Total RNA was extracted from H9C2 cells using the FastPure Cell/Tissue Total RNA Isolation Kit (Vazyme, RC101-1) according to the manufacturer’s instructions. Total RNA (1 μg) was reverse transcribed into cDNA using ABScript III RT Master Mix for qPCR with gDNA Remover (ABclonal, RK20429) according to the manufacturer’s instructions. Real-time polymerase chain reaction (PCR) was performed using 2X Universal SYBR Green Fast qPCR Mix (ABclonal, RK21203) via the AB 7500 fast Real-Time System. The primer sequences used for PCR are shown in Table 1. The amplification conditions for PCR were as follows (in a total volume of 10 μl): 95°C for 10 min followed by 35 cycles of denaturation at 65°C for 5 min. Graph was used as a reference gene. All gene expressions were analyzed using the comparative Ct method (2 − ΔΔCt): ΔΔCt = ΔCt Δ (experimental sample) − ΔCt (WT control), where ΔCt = Ct of the target gene − Ct of the internal reference gene.
TABLE 1

Details of seven hub genes.

Gene symbolsDegreeFull names
Tp53 16tumor protein p53
Tnf 14tumor necrosis factor
Il6 14interleukin 6
Hif1a 13hypoxia inducible factor 1 subunit alpha
Hmox1 11heme oxygenase 1
Xbp1 10X-box binding protein 1
Casp8 10caspase 8
Details of seven hub genes. Primers for real-time polymerase chain reaction.

Statistics

All statistical analyses were performed using Prism 8.0. Data and bar plots with error bars represent means ± standard derivations. Statistical comparisons were performed using one-way analysis of variance followed by the Tukey test. p < 0.05 indicated statistical significance.

Results

The flowchart of the study design is shown in Figure 1. After standardization and identification of the microarray results, DEGs were screened via GEO2R (Figure 2A). There were 1,177 DEGs in the GSE1405 dataset, including 755 upregulated genes and 422 downregulated genes. Then, we intersected DEGs with 456 FRGs and obtained 43 DEFRGs, including 38 upregulated and 5 downregulated genes (Figures 2B and C).
FIGURE 1

Study design flowchart.

FIGURE 2

(A) volcano plot of GSE4105 microarray data. (B) Venn diagram of the 38 upregulated differentially expressed ferroptosis-related genes (DEFRGs) in cardiac ischemia–reperfusion injury (IRI). (C) Venn diagram of the five downregulated DEFRGs in cardiac IRI.
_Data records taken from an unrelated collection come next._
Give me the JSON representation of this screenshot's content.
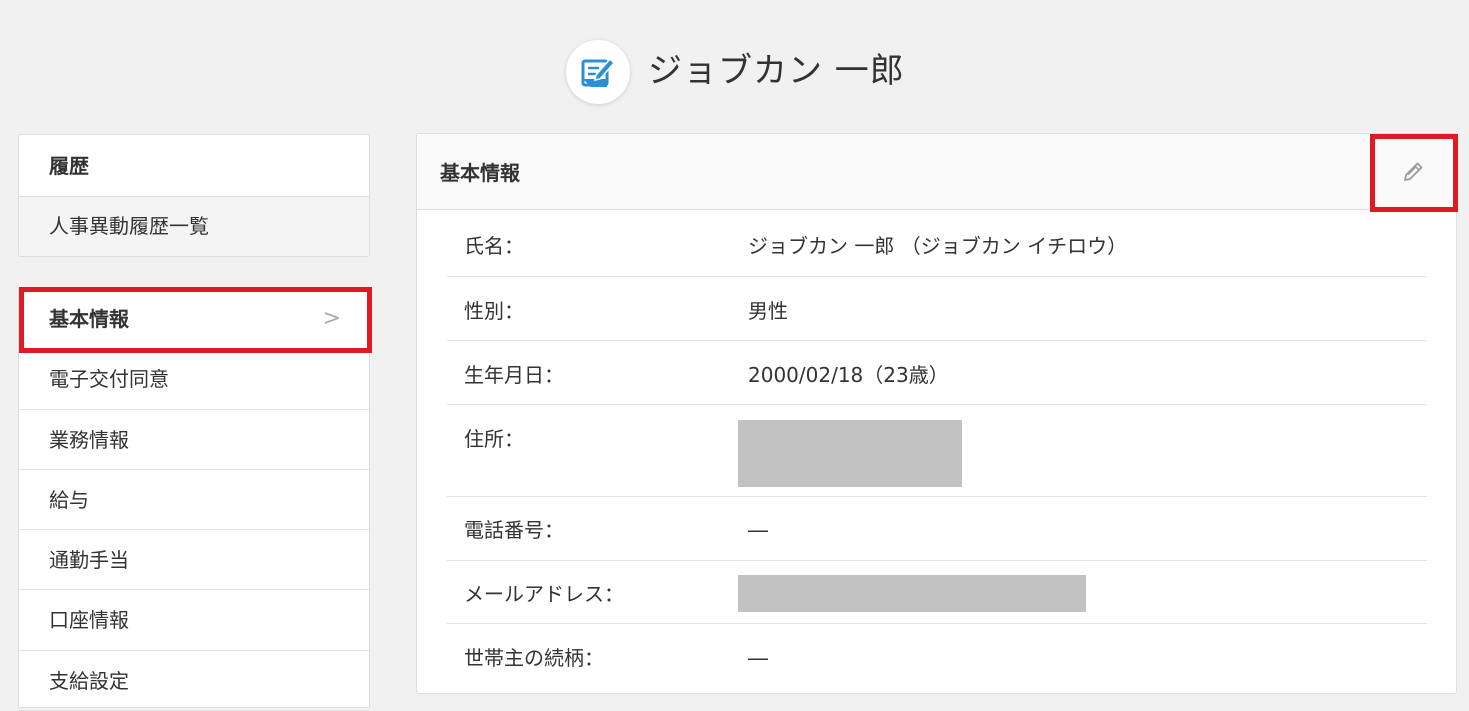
{
  "header": {
    "title": "ジョブカン 一郎",
    "avatar_icon": "edit-note-icon"
  },
  "sidebar": {
    "history": {
      "heading": "履歴",
      "link": "人事異動履歴一覧"
    },
    "menu": [
      {
        "label": "基本情報",
        "active": true
      },
      {
        "label": "電子交付同意"
      },
      {
        "label": "業務情報"
      },
      {
        "label": "給与"
      },
      {
        "label": "通勤手当"
      },
      {
        "label": "口座情報"
      },
      {
        "label": "支給設定"
      }
    ],
    "active_chevron": ">"
  },
  "panel": {
    "title": "基本情報",
    "edit_icon": "pencil-icon",
    "rows": [
      {
        "label": "氏名：",
        "value": "ジョブカン 一郎 （ジョブカン イチロウ）"
      },
      {
        "label": "性別：",
        "value": "男性"
      },
      {
        "label": "生年月日：",
        "value": "2000/02/18（23歳）"
      },
      {
        "label": "住所：",
        "value": ""
      },
      {
        "label": "電話番号：",
        "value": "―"
      },
      {
        "label": "メールアドレス：",
        "value": ""
      },
      {
        "label": "世帯主の続柄：",
        "value": "―"
      }
    ]
  },
  "colors": {
    "highlight": "#e01a22",
    "accent": "#2c8fd6",
    "redaction": "#c2c2c2"
  }
}
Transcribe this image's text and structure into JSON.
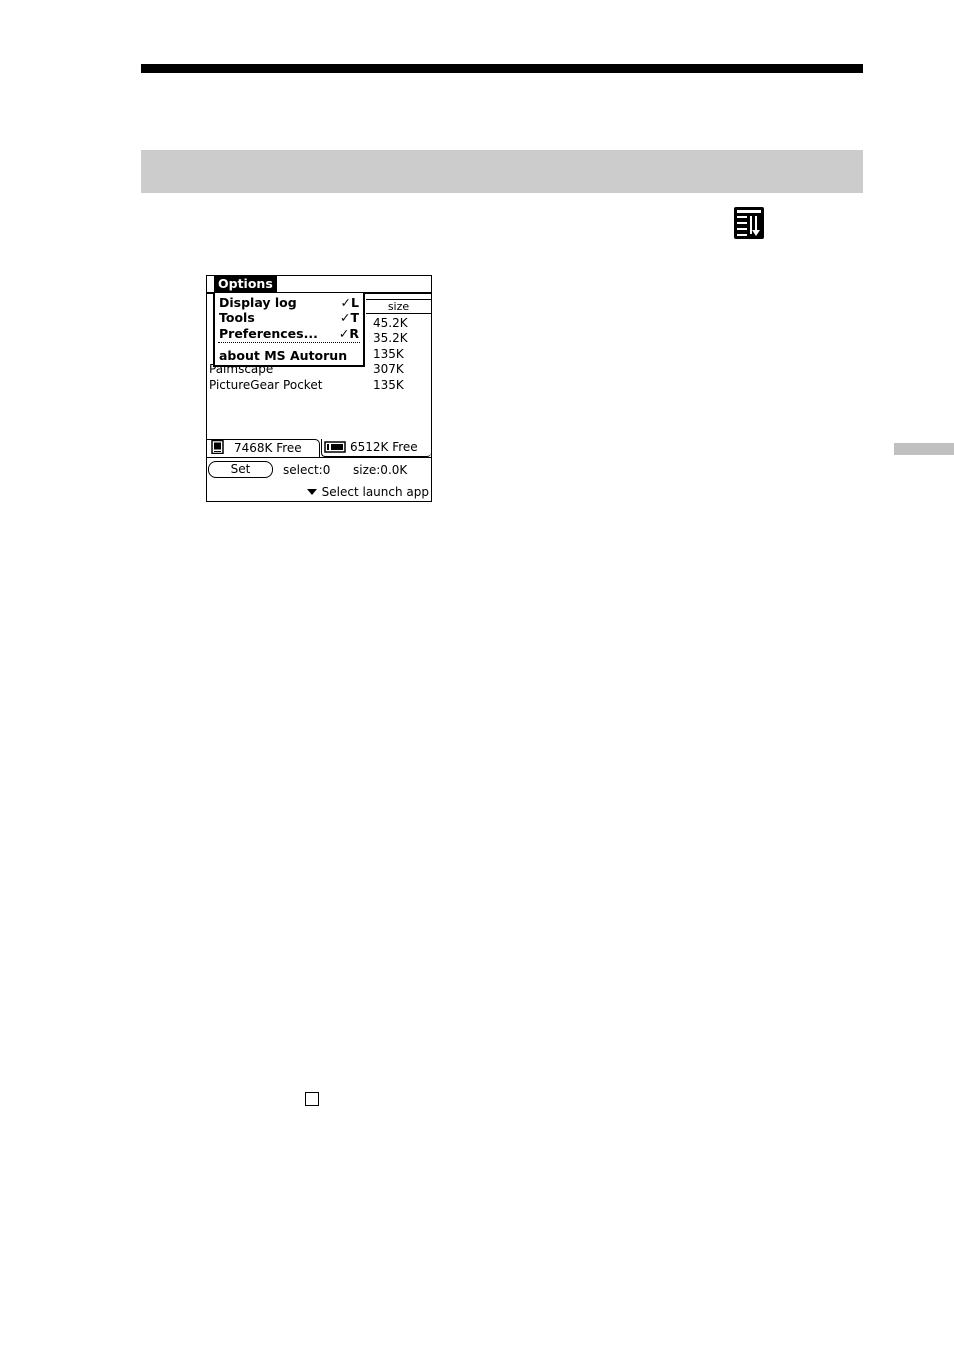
{
  "palm_screen": {
    "menu_title": "Options",
    "menu_items": [
      {
        "label": "Display log",
        "shortcut": "✓L"
      },
      {
        "label": "Tools",
        "shortcut": "✓T"
      },
      {
        "label": "Preferences...",
        "shortcut": "✓R"
      },
      {
        "label": "about MS Autorun",
        "shortcut": ""
      }
    ],
    "size_header": "size",
    "rows": [
      {
        "name": "",
        "size": "45.2K"
      },
      {
        "name": "",
        "size": "35.2K"
      },
      {
        "name": "",
        "size": "135K"
      },
      {
        "name": "Palmscape",
        "size": "307K"
      },
      {
        "name": "PictureGear Pocket",
        "size": "135K"
      }
    ],
    "internal_free": "7468K Free",
    "card_free": "6512K Free",
    "set_label": "Set",
    "select_status": "select:0",
    "size_status": "size:0.0K",
    "launch_label": "Select launch app"
  }
}
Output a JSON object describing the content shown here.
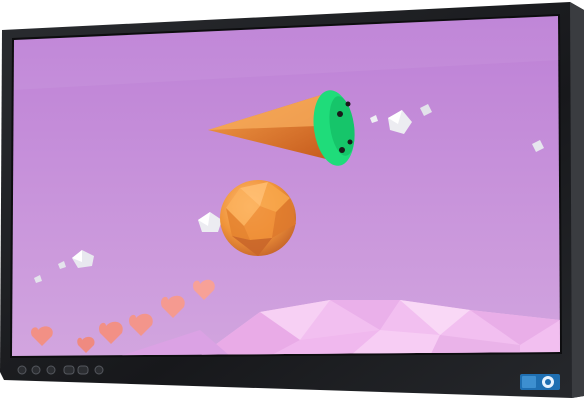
{
  "monitor": {
    "bezel_color": "#1c1d20",
    "bezel_edge_color": "#3a3c40",
    "screen_top_color": "#bd80d6",
    "screen_bottom_color": "#d2a5df",
    "buttons": [
      {
        "name": "power",
        "icon": "power-icon"
      },
      {
        "name": "menu",
        "icon": "menu-icon"
      },
      {
        "name": "left",
        "icon": "left-icon"
      },
      {
        "name": "right",
        "icon": "right-icon"
      },
      {
        "name": "input",
        "icon": "input-icon"
      },
      {
        "name": "auto",
        "icon": "auto-icon"
      }
    ],
    "logo": {
      "color": "#1f6fb2",
      "icon": "eco-logo-icon"
    }
  },
  "scene": {
    "rocket": {
      "cone_color": "#e97a2b",
      "cap_color": "#1fdc7a"
    },
    "planet": {
      "color": "#f29a3a"
    },
    "hearts_color": "#f7a197",
    "floor_color": "#f2bff0",
    "crystal_color": "#ececf1"
  }
}
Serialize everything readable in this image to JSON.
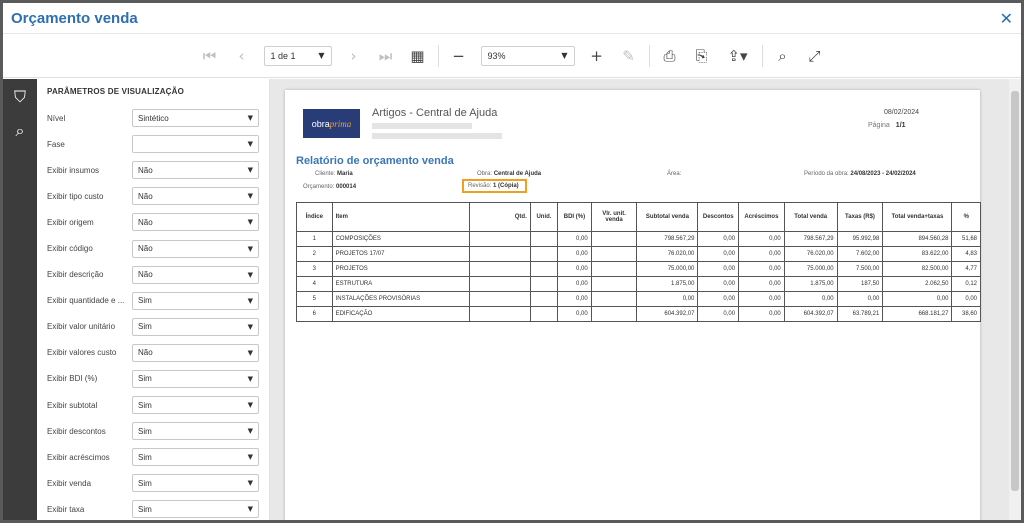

Study design flowchart. (A) volcano plot of GSE4105 microarray data. (B) Venn diagram of the 38 upregulated differentially expressed ferroptosis-related genes (DEFRGs) in cardiac ischemia–reperfusion injury (IRI). (C) Venn diagram of the five downregulated DEFRGs in cardiac IRI.

Analysis of the functional characteristics of differentially expressed ferroptosis-related genes

In order to uncover the biological characteristics of DEFRGs, GO and KEGG pathway enrichment analyses were conducted based on the DAVID and KOBAS databases. The result of GO enrichment analysis was divided into three functional categories, namely, BP, CC, and MF (Figures 3A and B). In the BP group, DEFRGs were significantly enriched in positive regulation of apoptotic process (GO:0043065), response to drug (GO:0042493), and regulation of cell proliferation (GO:0042127). As for CC, DEFRGs were mainly involved in melanosome (GO:0042470), cytoplasm (GO:0005737), and cytosol (GO:0005829). In terms of MF, DEFRGs were mainly enriched in protein binding (GO:0005515), protein complex binding (GO:0032403), and poly(A) RNA binding (GO:0044822). According to the pathway enrichment analysis results from KOBAS 3.0 (Figure 3C), these genes were significantly involved in ferroptosis (rno04216), signal transduction (R-RNO-162582), apoptosis signaling pathway (P00006), and metabolic pathways (rno01100).
FIGURE 3

GO and pathway enrichment analysis of differentially expressed ferroptosis-related genes (DEFRGs). (A) GO enrichment analyses of DEFRGs with gene count and (B) p-value. (C) pathway enrichment analysis of DEFRGs.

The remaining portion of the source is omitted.